India to Require Recording of Informed Consent for Clinical Trials

In May 2013, India’s Drug Technical Advisory Board (DTAB) recommended requiring the audio or video recording of informed consent in Indian clinical trials. If approved by lawmakers, the new proposal will be inserted into Schedule Y of the Drugs and Cosmetics Rules. Currently, investigators obtaining informed consent must verbally provide information about their study to patients. They must also give patients clinical trial information sheets in non-technical, “intelligible” language.

However, DTAB members said they were disturbed by recent reports of clinical trials that provided little to no counseling for participants. In addition, Indian lawmakers have expressed outrage over a 2013 government study on Indian clinical trials. The study found that more than 2,500 Indians died from clinical trials involving new drugs from 2005 to 2012.

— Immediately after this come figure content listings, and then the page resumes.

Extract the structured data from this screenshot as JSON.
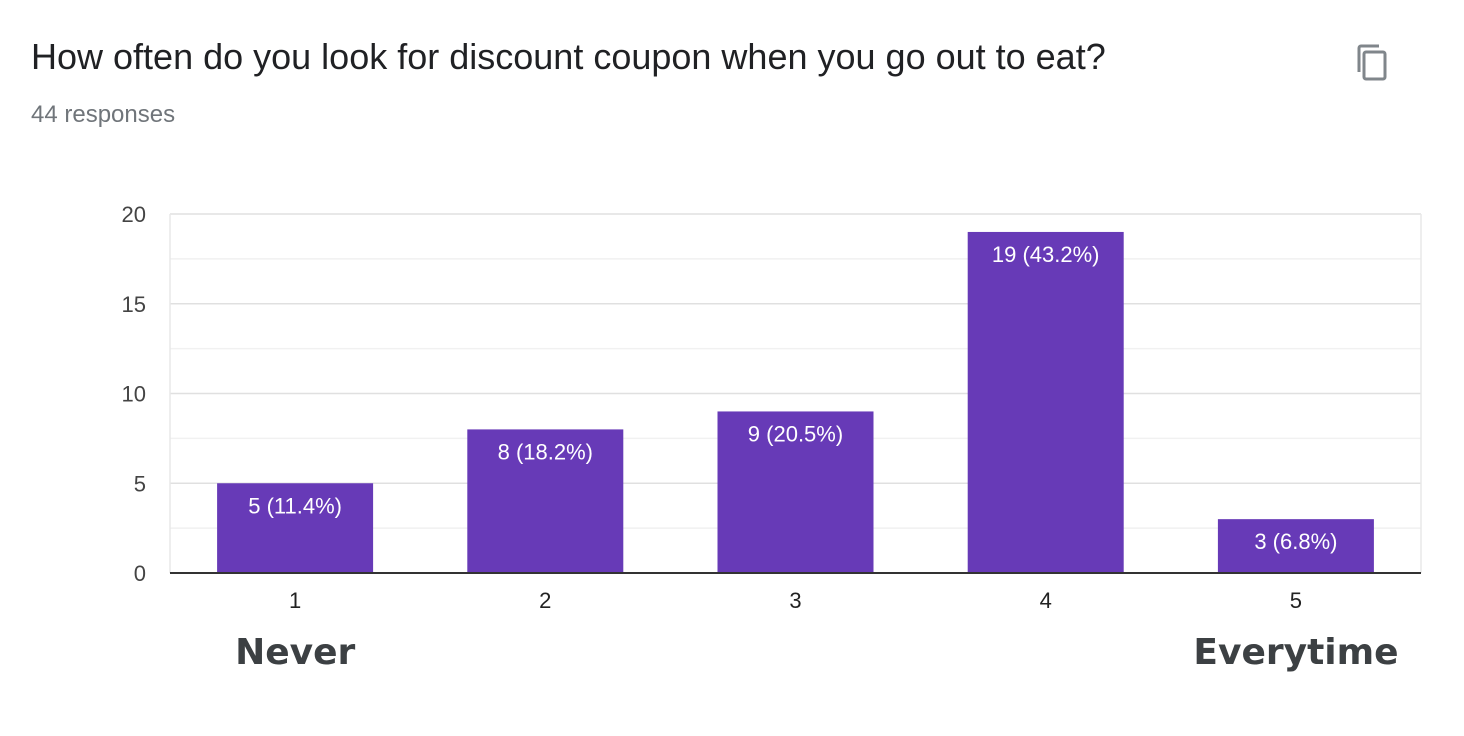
{
  "header": {
    "title": "How often do you look for discount coupon when you go out to eat?",
    "responses": "44 responses"
  },
  "scale_labels": {
    "low": "Never",
    "high": "Everytime"
  },
  "icons": {
    "copy": "copy-icon"
  },
  "colors": {
    "bar": "#673ab7",
    "grid": "#e8e8e8",
    "axis": "#333333"
  },
  "chart_data": {
    "type": "bar",
    "categories": [
      "1",
      "2",
      "3",
      "4",
      "5"
    ],
    "values": [
      5,
      8,
      9,
      19,
      3
    ],
    "data_labels": [
      "5 (11.4%)",
      "8 (18.2%)",
      "9 (20.5%)",
      "19 (43.2%)",
      "3 (6.8%)"
    ],
    "y_ticks": [
      0,
      5,
      10,
      15,
      20
    ],
    "ylim": [
      0,
      20
    ],
    "title": "",
    "xlabel": "",
    "ylabel": "",
    "grid": true,
    "legend": "none"
  }
}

The DTAB said the new requirements for audio-visual recording would ensure proper counseling during clinical trials. The Board also said that such recordings would serve as evidence that patient participation is voluntary and that patients are aware of the risks.

India has experienced a rapid rise in the number of local clinical trials since the mid-2000s. However, in the last two years, that number has gone from 500 in 2010 to just 262 in 2012. Experts blame new requirements and stricter enforcement of existing rules.